Together this motley collective goes about the general business of being enemies of Turkey, which here mainly involves carrying out assassinations and the kidnapping of a prominent scientist and his young daughter. This, naturally, means that it won’t be long before Spy Smasher and Feri are roaring down the highway after them, burning rubber on their twin motorcycles as a surf cover of the
In Like Flint theme plays on the soundtrack. (A healthy chunk or John Barry’s
On Her Majesty’s Secret Service score and Peter Thomas’ jaunty
Jerry Cotton theme also get quite a workout.) This sets in motion the usual cycle of our heroes repeatedly chasing and then engaging in frenetic tussles with the baddies, leading to each having multiple opportunities to both be captured and to rescue the other from capture. Throughout this, it must be said that Irfan Atasoy pulls off some deeply impressive acrobatics and stunts, although they do require one to willfully ignore the very many times the villains could potentially have shot him while he was executing all of those show-offy serial back-flips and handstands.
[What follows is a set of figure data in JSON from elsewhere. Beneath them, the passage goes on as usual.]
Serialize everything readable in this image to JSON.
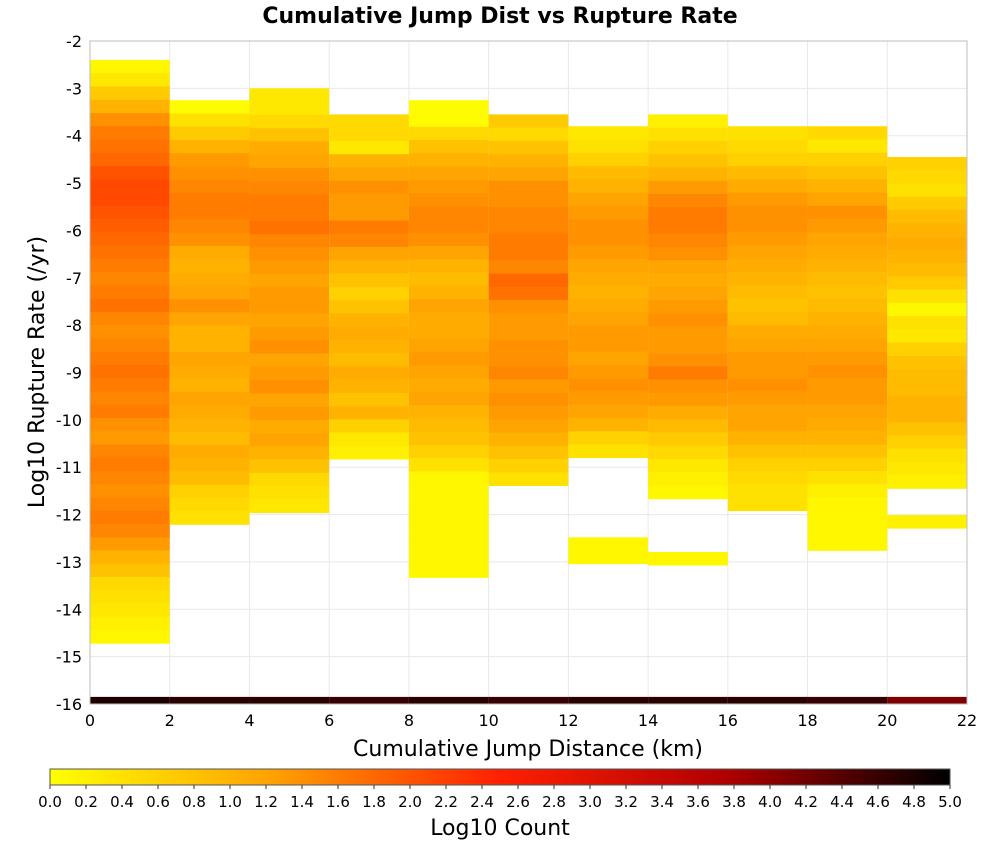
{
  "chart_data": {
    "type": "heatmap",
    "title": "Cumulative Jump Dist vs Rupture Rate",
    "xlabel": "Cumulative Jump Distance (km)",
    "ylabel": "Log10 Rupture Rate (/yr)",
    "xlim": [
      0,
      22
    ],
    "ylim": [
      -16,
      -2
    ],
    "x_ticks": [
      "0",
      "2",
      "4",
      "6",
      "8",
      "10",
      "12",
      "14",
      "16",
      "18",
      "20",
      "22"
    ],
    "y_ticks": [
      "-2",
      "-3",
      "-4",
      "-5",
      "-6",
      "-7",
      "-8",
      "-9",
      "-10",
      "-11",
      "-12",
      "-13",
      "-14",
      "-15",
      "-16"
    ],
    "x_bin_width": 2,
    "y_bin_width": 0.28,
    "grid": true,
    "colorbar": {
      "label": "Log10 Count",
      "range": [
        0,
        5
      ],
      "ticks": [
        "0.0",
        "0.2",
        "0.4",
        "0.6",
        "0.8",
        "1.0",
        "1.2",
        "1.4",
        "1.6",
        "1.8",
        "2.0",
        "2.2",
        "2.4",
        "2.6",
        "2.8",
        "3.0",
        "3.2",
        "3.4",
        "3.6",
        "3.8",
        "4.0",
        "4.2",
        "4.4",
        "4.6",
        "4.8",
        "5.0"
      ],
      "colors": [
        "#ffff00",
        "#ffa000",
        "#ff2000",
        "#b00000",
        "#000000"
      ],
      "placement": "bottom"
    },
    "columns": [
      {
        "x0": 0,
        "y_top": -2.4,
        "values": [
          0.1,
          0.3,
          0.7,
          1.0,
          1.4,
          1.6,
          1.7,
          1.8,
          2.0,
          2.1,
          2.1,
          2.0,
          1.9,
          1.8,
          1.7,
          1.6,
          1.5,
          1.6,
          1.7,
          1.5,
          1.4,
          1.5,
          1.6,
          1.7,
          1.6,
          1.5,
          1.6,
          1.4,
          1.3,
          1.5,
          1.6,
          1.5,
          1.4,
          1.5,
          1.6,
          1.5,
          1.3,
          1.0,
          0.8,
          0.5,
          0.4,
          0.3,
          0.2,
          0.1
        ]
      },
      {
        "x0": 2,
        "y_top": -3.25,
        "values": [
          0.05,
          0.4,
          0.7,
          1.0,
          1.3,
          1.4,
          1.5,
          1.6,
          1.6,
          1.5,
          1.4,
          1.1,
          1.0,
          1.1,
          1.2,
          1.4,
          1.2,
          1.0,
          1.0,
          1.2,
          1.1,
          1.0,
          1.2,
          1.1,
          1.0,
          0.9,
          1.1,
          1.0,
          0.9,
          0.6,
          0.5,
          0.4
        ]
      },
      {
        "x0": 4,
        "y_top": -3.0,
        "values": [
          0.3,
          0.3,
          0.5,
          0.8,
          1.1,
          1.2,
          1.4,
          1.5,
          1.6,
          1.6,
          1.7,
          1.5,
          1.4,
          1.3,
          1.2,
          1.3,
          1.3,
          1.2,
          1.3,
          1.4,
          1.2,
          1.3,
          1.4,
          1.2,
          1.3,
          1.1,
          1.2,
          1.0,
          0.8,
          0.5,
          0.4,
          0.3
        ]
      },
      {
        "x0": 6,
        "y_top": -3.55,
        "values": [
          0.5,
          0.5,
          0.3,
          1.0,
          1.2,
          1.4,
          1.3,
          1.3,
          1.6,
          1.5,
          1.2,
          1.0,
          0.8,
          0.6,
          0.8,
          1.0,
          1.1,
          1.0,
          0.9,
          1.1,
          1.0,
          0.8,
          1.0,
          0.6,
          0.3,
          0.2
        ]
      },
      {
        "x0": 8,
        "y_top": -3.25,
        "values": [
          0.05,
          0.05,
          0.5,
          0.8,
          1.0,
          1.2,
          1.3,
          1.4,
          1.5,
          1.5,
          1.4,
          1.2,
          1.0,
          0.9,
          1.0,
          1.2,
          1.1,
          1.1,
          1.2,
          1.3,
          1.2,
          1.1,
          1.2,
          1.0,
          0.9,
          0.8,
          0.6,
          0.4,
          0.1,
          0.1,
          0.1,
          0.1,
          0.1,
          0.1,
          0.1,
          0.1
        ]
      },
      {
        "x0": 10,
        "y_top": -3.55,
        "values": [
          0.7,
          0.5,
          0.8,
          1.0,
          1.2,
          1.4,
          1.4,
          1.5,
          1.5,
          1.6,
          1.6,
          1.5,
          1.8,
          1.7,
          1.4,
          1.3,
          1.3,
          1.4,
          1.4,
          1.5,
          1.3,
          1.4,
          1.3,
          1.2,
          1.0,
          0.8,
          0.6,
          0.4
        ]
      },
      {
        "x0": 12,
        "y_top": -3.8,
        "values": [
          0.3,
          0.4,
          0.6,
          0.9,
          1.0,
          1.2,
          1.3,
          1.4,
          1.4,
          1.3,
          1.2,
          1.1,
          1.0,
          1.1,
          1.2,
          1.3,
          1.3,
          1.2,
          1.3,
          1.4,
          1.3,
          1.2,
          1.0,
          0.6,
          0.4,
          -1,
          -1,
          -1,
          -1,
          -1,
          -1,
          0.1,
          0.1
        ]
      },
      {
        "x0": 14,
        "y_top": -3.55,
        "values": [
          0.2,
          0.4,
          0.6,
          0.8,
          1.0,
          1.3,
          1.5,
          1.6,
          1.6,
          1.5,
          1.4,
          1.2,
          1.1,
          1.2,
          1.3,
          1.4,
          1.3,
          1.3,
          1.4,
          1.6,
          1.4,
          1.3,
          1.1,
          0.9,
          0.7,
          0.5,
          0.3,
          0.2,
          0.1,
          -1,
          -1,
          -1,
          -1,
          0.1
        ]
      },
      {
        "x0": 16,
        "y_top": -3.8,
        "values": [
          0.4,
          0.5,
          0.6,
          0.9,
          1.1,
          1.3,
          1.4,
          1.4,
          1.3,
          1.2,
          1.1,
          1.0,
          0.9,
          0.8,
          0.9,
          1.1,
          1.2,
          1.3,
          1.3,
          1.4,
          1.3,
          1.2,
          1.2,
          1.0,
          0.8,
          0.6,
          0.5,
          0.4,
          0.4
        ]
      },
      {
        "x0": 18,
        "y_top": -3.8,
        "values": [
          0.5,
          0.3,
          0.6,
          0.8,
          1.0,
          1.2,
          1.4,
          1.3,
          1.2,
          1.1,
          1.0,
          0.9,
          0.8,
          0.9,
          1.0,
          1.1,
          1.2,
          1.3,
          1.4,
          1.3,
          1.3,
          1.2,
          1.1,
          1.0,
          0.8,
          0.6,
          0.4,
          0.2,
          0.1,
          0.1,
          0.1,
          0.1
        ]
      },
      {
        "x0": 20,
        "y_top": -4.45,
        "values": [
          0.6,
          0.5,
          0.4,
          0.7,
          0.9,
          1.0,
          1.1,
          1.0,
          0.9,
          0.7,
          0.4,
          0.1,
          0.4,
          0.3,
          0.6,
          0.8,
          0.9,
          0.9,
          1.0,
          1.0,
          0.8,
          0.6,
          0.4,
          0.3,
          0.2,
          -1,
          -1,
          0.2
        ]
      }
    ],
    "bottom_row": {
      "y": -16,
      "values": [
        4.8,
        4.7,
        4.7,
        4.6,
        4.7,
        4.6,
        4.7,
        4.7,
        4.7,
        4.6,
        4.1
      ]
    }
  }
}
While the enjoyment I took in
Yedi Canli Adam derived in great part from happy associations with every other pulp Turkish superhero film I’ve seen, I regret that watching it has placed even further from recall any of those other films’ specifics. I mean, how many nominally unrelated Turkish superhero films featuring comic relief characters named Bitik who dress like Sherlock Holmes is one man expected to keep track of? Or how many featuring pairs of motorcycle riding his-and-hers heroes, especially given that their costumes are virtually indistinguishable from one another? The answer may be that the whole of Turkish pulp cinema is really meant to be experienced as one big intoxicating morass, rather than as a collection of discrete works. I’m beginning to suspect that Yilmaz Atadeniz saw it that way, at least.